Kevin Evans of New York State’s Turkey Ridge Raquette Guide Service recently started using dogs after guiding turkey hunting great Steve Hickoff and seeing his dog in action. Evans’ two dogs are part English pointer, English setter, and Gordon setter. Although Evans hasn’t noticed a huge change in the success rate, he has seen a difference in his clients’ experience.
“I think the clients enjoy it a little more,” he said. “You can talk a little bit while walking through the woods as opposed to sitting there as motionless as you can be for hours on end.”
I saw his dogs in action during a hunt with Evans and guide Dave Ferguson last fall. We drove through the rolling hills of the New York countryside to a dairy farm with a 50-acre ridge that was a mix of hardwoods. Evans went ahead with the dog while Ferguson and I watched from the field. We heard barking — which the dogs are trained to do after flushing — but didn’t see birds. Evans didn’t see the birds either, but we trusted in the dogs.
Sitting up on a ridge overlooking an open section of woods, we waited a half-hour before we heard the first yelps coming from the bottom of the hill. Then I heard another couple before seeing the first bird about 100 yards away, heading up the hill. Evans provided the calls, a few kee-kees and then some yelps. The bird answered with an occasional yelp as it was searching for its flock mate. I dropped it when it came within 40 yards.

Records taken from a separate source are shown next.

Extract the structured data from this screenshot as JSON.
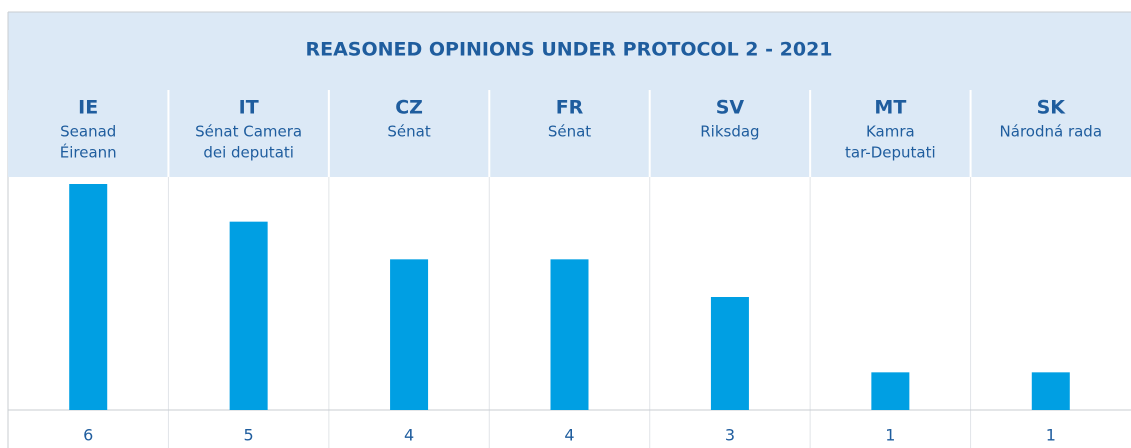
{
  "chart_data": {
    "type": "bar",
    "title": "REASONED OPINIONS UNDER PROTOCOL 2 - 2021",
    "categories": [
      "IE",
      "IT",
      "CZ",
      "FR",
      "SV",
      "MT",
      "SK"
    ],
    "chambers": [
      [
        "Seanad",
        "Éireann"
      ],
      [
        "Sénat Camera",
        "dei deputati"
      ],
      [
        "Sénat"
      ],
      [
        "Sénat"
      ],
      [
        "Riksdag"
      ],
      [
        "Kamra",
        "tar-Deputati"
      ],
      [
        "Národná rada"
      ]
    ],
    "values": [
      6,
      5,
      4,
      4,
      3,
      1,
      1
    ],
    "color": "#009fe3"
  }
}
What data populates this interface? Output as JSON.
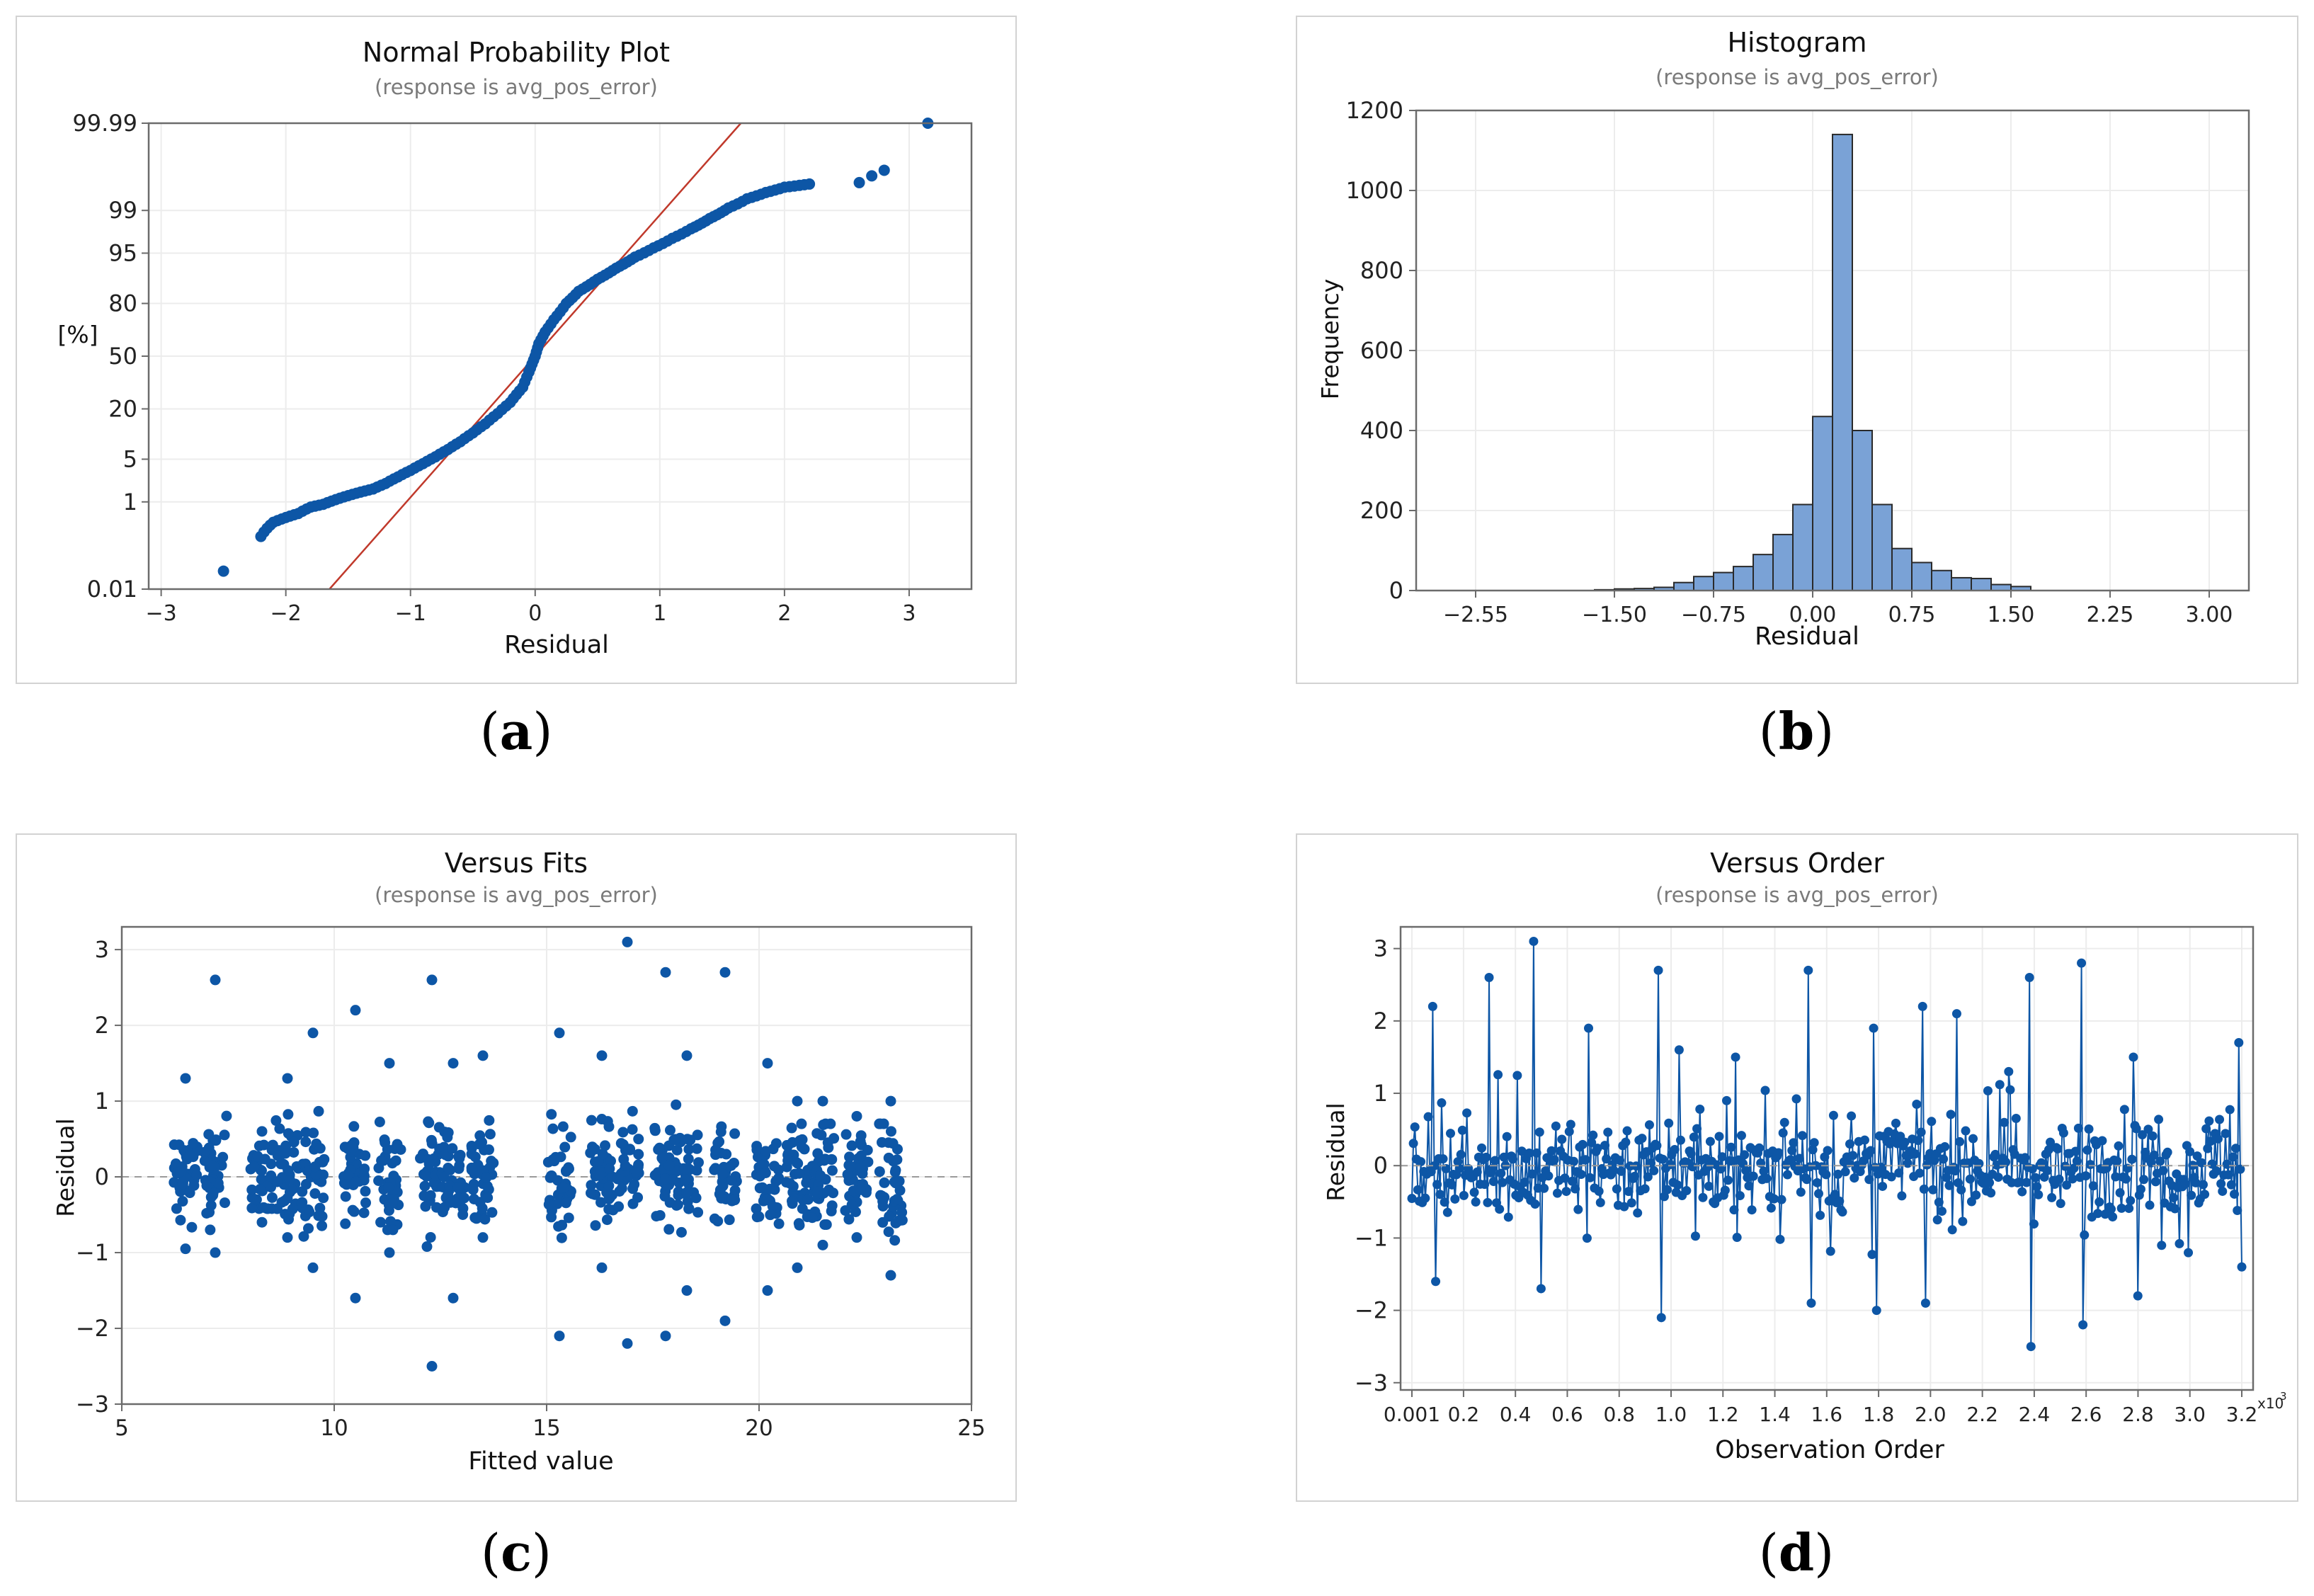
{
  "colors": {
    "point": "#0d56a6",
    "fit_line": "#c0392b",
    "bar_fill": "#7aa2d6",
    "bar_stroke": "#2a2a2a",
    "grid": "#ececec",
    "frame": "#6b6b6b"
  },
  "captions": [
    "a",
    "b",
    "c",
    "d"
  ],
  "chart_data": [
    {
      "type": "scatter",
      "title": "Normal Probability Plot",
      "subtitle": "(response is avg_pos_error)",
      "xlabel": "Residual",
      "ylabel": "[%]",
      "xlim": [
        -3.1,
        3.5
      ],
      "ylim_percent": [
        0.01,
        99.99
      ],
      "xticks": [
        "−3",
        "−2",
        "−1",
        "0",
        "1",
        "2",
        "3"
      ],
      "xtick_values": [
        -3,
        -2,
        -1,
        0,
        1,
        2,
        3
      ],
      "yticks": [
        "0.01",
        "1",
        "5",
        "20",
        "50",
        "80",
        "95",
        "99",
        "99.99"
      ],
      "ytick_values": [
        0.01,
        1,
        5,
        20,
        50,
        80,
        95,
        99,
        99.99
      ],
      "fit_line": {
        "x": [
          -1.65,
          1.65
        ],
        "percent": [
          0.01,
          99.99
        ]
      },
      "series": [
        {
          "name": "residuals",
          "points": [
            [
              -2.5,
              0.03
            ],
            [
              -2.2,
              0.2
            ],
            [
              -2.15,
              0.3
            ],
            [
              -2.1,
              0.4
            ],
            [
              -1.9,
              0.6
            ],
            [
              -1.8,
              0.8
            ],
            [
              -1.7,
              0.9
            ],
            [
              -1.6,
              1.1
            ],
            [
              -1.5,
              1.3
            ],
            [
              -1.4,
              1.5
            ],
            [
              -1.3,
              1.7
            ],
            [
              -1.2,
              2.1
            ],
            [
              -1.1,
              2.7
            ],
            [
              -1.0,
              3.4
            ],
            [
              -0.9,
              4.3
            ],
            [
              -0.8,
              5.4
            ],
            [
              -0.7,
              6.8
            ],
            [
              -0.6,
              8.6
            ],
            [
              -0.5,
              11
            ],
            [
              -0.4,
              14
            ],
            [
              -0.3,
              18
            ],
            [
              -0.2,
              23
            ],
            [
              -0.1,
              31
            ],
            [
              -0.05,
              40
            ],
            [
              0.0,
              50
            ],
            [
              0.03,
              58
            ],
            [
              0.08,
              65
            ],
            [
              0.15,
              72
            ],
            [
              0.25,
              80
            ],
            [
              0.35,
              85
            ],
            [
              0.5,
              89
            ],
            [
              0.65,
              92
            ],
            [
              0.8,
              94.3
            ],
            [
              0.95,
              95.8
            ],
            [
              1.1,
              97
            ],
            [
              1.25,
              97.9
            ],
            [
              1.4,
              98.6
            ],
            [
              1.55,
              99.1
            ],
            [
              1.7,
              99.4
            ],
            [
              1.85,
              99.55
            ],
            [
              2.0,
              99.65
            ],
            [
              2.2,
              99.7
            ],
            [
              2.6,
              99.72
            ],
            [
              2.7,
              99.8
            ],
            [
              2.8,
              99.85
            ],
            [
              3.15,
              99.99
            ]
          ]
        }
      ]
    },
    {
      "type": "bar",
      "title": "Histogram",
      "subtitle": "(response is avg_pos_error)",
      "xlabel": "Residual",
      "ylabel": "Frequency",
      "xlim": [
        -3.0,
        3.3
      ],
      "ylim": [
        0,
        1200
      ],
      "xticks": [
        "−2.55",
        "−1.50",
        "−0.75",
        "0.00",
        "0.75",
        "1.50",
        "2.25",
        "3.00"
      ],
      "xtick_values": [
        -2.55,
        -1.5,
        -0.75,
        0.0,
        0.75,
        1.5,
        2.25,
        3.0
      ],
      "yticks": [
        "0",
        "200",
        "400",
        "600",
        "800",
        "1000",
        "1200"
      ],
      "ytick_values": [
        0,
        200,
        400,
        600,
        800,
        1000,
        1200
      ],
      "bin_width": 0.15,
      "bins": [
        -1.65,
        -1.5,
        -1.35,
        -1.2,
        -1.05,
        -0.9,
        -0.75,
        -0.6,
        -0.45,
        -0.3,
        -0.15,
        0.0,
        0.15,
        0.3,
        0.45,
        0.6,
        0.75,
        0.9,
        1.05,
        1.2,
        1.35,
        1.5
      ],
      "values": [
        2,
        4,
        5,
        8,
        20,
        35,
        45,
        60,
        90,
        140,
        215,
        435,
        1140,
        400,
        215,
        105,
        70,
        50,
        32,
        30,
        15,
        10
      ]
    },
    {
      "type": "scatter",
      "title": "Versus Fits",
      "subtitle": "(response is avg_pos_error)",
      "xlabel": "Fitted value",
      "ylabel": "Residual",
      "xlim": [
        5,
        25
      ],
      "ylim": [
        -3,
        3.3
      ],
      "xticks": [
        "5",
        "10",
        "15",
        "20",
        "25"
      ],
      "xtick_values": [
        5,
        10,
        15,
        20,
        25
      ],
      "yticks": [
        "−3",
        "−2",
        "−1",
        "0",
        "1",
        "2",
        "3"
      ],
      "ytick_values": [
        -3,
        -2,
        -1,
        0,
        1,
        2,
        3
      ],
      "reference_line": 0,
      "columns": [
        {
          "x": 6.5,
          "min": -0.95,
          "max": 1.3
        },
        {
          "x": 7.2,
          "min": -1.0,
          "max": 2.6
        },
        {
          "x": 8.3,
          "min": -0.6,
          "max": 0.6
        },
        {
          "x": 8.9,
          "min": -0.8,
          "max": 1.3
        },
        {
          "x": 9.5,
          "min": -1.2,
          "max": 1.9
        },
        {
          "x": 10.5,
          "min": -1.6,
          "max": 2.2
        },
        {
          "x": 11.3,
          "min": -1.0,
          "max": 1.5
        },
        {
          "x": 12.3,
          "min": -2.5,
          "max": 2.6
        },
        {
          "x": 12.8,
          "min": -1.6,
          "max": 1.5
        },
        {
          "x": 13.5,
          "min": -0.8,
          "max": 1.6
        },
        {
          "x": 15.3,
          "min": -2.1,
          "max": 1.9
        },
        {
          "x": 16.3,
          "min": -1.2,
          "max": 1.6
        },
        {
          "x": 16.9,
          "min": -2.2,
          "max": 3.1
        },
        {
          "x": 17.8,
          "min": -2.1,
          "max": 2.7
        },
        {
          "x": 18.3,
          "min": -1.5,
          "max": 1.6
        },
        {
          "x": 19.2,
          "min": -1.9,
          "max": 2.7
        },
        {
          "x": 20.2,
          "min": -1.5,
          "max": 1.5
        },
        {
          "x": 20.9,
          "min": -1.2,
          "max": 1.0
        },
        {
          "x": 21.5,
          "min": -0.9,
          "max": 1.0
        },
        {
          "x": 22.3,
          "min": -0.8,
          "max": 0.8
        },
        {
          "x": 23.1,
          "min": -1.3,
          "max": 1.0
        }
      ]
    },
    {
      "type": "line",
      "title": "Versus Order",
      "subtitle": "(response is avg_pos_error)",
      "xlabel": "Observation Order",
      "ylabel": "Residual",
      "xlim": [
        0.001,
        3.2
      ],
      "ylim": [
        -3.1,
        3.3
      ],
      "xticks": [
        "0.001",
        "0.2",
        "0.4",
        "0.6",
        "0.8",
        "1.0",
        "1.2",
        "1.4",
        "1.6",
        "1.8",
        "2.0",
        "2.2",
        "2.4",
        "2.6",
        "2.8",
        "3.0",
        "3.2"
      ],
      "xtick_values": [
        0.001,
        0.2,
        0.4,
        0.6,
        0.8,
        1.0,
        1.2,
        1.4,
        1.6,
        1.8,
        2.0,
        2.2,
        2.4,
        2.6,
        2.8,
        3.0,
        3.2
      ],
      "x_multiplier": "x10",
      "x_multiplier_exp": "3",
      "yticks": [
        "−3",
        "−2",
        "−1",
        "0",
        "1",
        "2",
        "3"
      ],
      "ytick_values": [
        -3,
        -2,
        -1,
        0,
        1,
        2,
        3
      ],
      "reference_line": 0,
      "spikes": [
        [
          0.08,
          2.2
        ],
        [
          0.09,
          -1.6
        ],
        [
          0.3,
          2.6
        ],
        [
          0.47,
          3.1
        ],
        [
          0.5,
          -1.7
        ],
        [
          0.68,
          1.9
        ],
        [
          0.95,
          2.7
        ],
        [
          0.96,
          -2.1
        ],
        [
          1.03,
          1.6
        ],
        [
          1.25,
          1.5
        ],
        [
          1.53,
          2.7
        ],
        [
          1.54,
          -1.9
        ],
        [
          1.78,
          1.9
        ],
        [
          1.79,
          -2.0
        ],
        [
          1.97,
          2.2
        ],
        [
          1.98,
          -1.9
        ],
        [
          2.1,
          2.1
        ],
        [
          2.38,
          2.6
        ],
        [
          2.39,
          -2.5
        ],
        [
          2.58,
          2.8
        ],
        [
          2.59,
          -2.2
        ],
        [
          2.78,
          1.5
        ],
        [
          2.8,
          -1.8
        ],
        [
          3.19,
          1.7
        ],
        [
          3.2,
          -1.4
        ]
      ]
    }
  ]
}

Evans believed there were more birds, so we repositioned, moving higher up the slope. After 45 minutes, I heard shuffling in the leaves and kee-keeing. I could tell these calls came from live birds and my excitement grew. Evans let the dog loose, and what followed was a textbook break, with 8 to 10 birds hitting the air, some to the left, some to the right, and some down the hill. That’s where the textbook part ended though, as it took over two hours before the first bird came back in, and when it did, it was silent.
I’ve also hunted with Appalachian turkey dogs, which are bred for turkey hunting, at Turkey Trot Acres in New York. That experience was also exciting.
In Ontario, it’s legal to hunt turkeys with dogs and no special licence is required.
Ontario resident Dave Reid uses his dog to turkey hunt in the fall, but he approaches the hunt differently than his Appalachian counterparts. His tactic might be more practical for the average Ontario hunter who uses their dog for more than turkey. Reid uses his field-bred English cocker spaniel Turk to hunt grouse, woodcock, pheasants and waterfowl, and unlike the American practice of hiding the dog in a camouflage bag after the break-up, Reid leaves his dog uncovered, believing that its black colour and size camoflauge it well enough. In fact, he suspects that turkeys are sometimes attracted to his dog.
Turk doesn’t range as far afield as dogs bred specifically for turkey hunting, but he is still effective at flushing birds that might otherwise run ahead of the hunter.
I’m training my first dog for turkey hunting. Molly is an English cocker spaniel, and I hope she’ll turn out to be as fine a hunter as Reid’s Turk.
At 5 months old, Molly was out in the spring turkey woods getting used to the sights and sounds. She has seen several turkeys, but has yet to witness the harvesting of a bird.
Basic obedience is key for a turkey dog. It has to be steady while a bird comes in, not breaking to spook the bird or moving too much. If your plans are to use a bag to conceal the dog, Evans advises getting the dog used to the bag at a young age.
He starts with the dog in the bag in the yard or even in the living room with the family. At first, the exercise is to get the dog to sit still with no distractions. Then, he adds distractions to the training.
Evans’ advice for getting the dog to bark at a turkey is to taunt it with a turkey carcass.
Good information on turkey dogs can be found on the American Wild Turkey Dog Association website.
Oh, and did I mention that when hunting with dogs, you want the birds to be on the ground and moving around? So, there’s no need to be out before sun-up.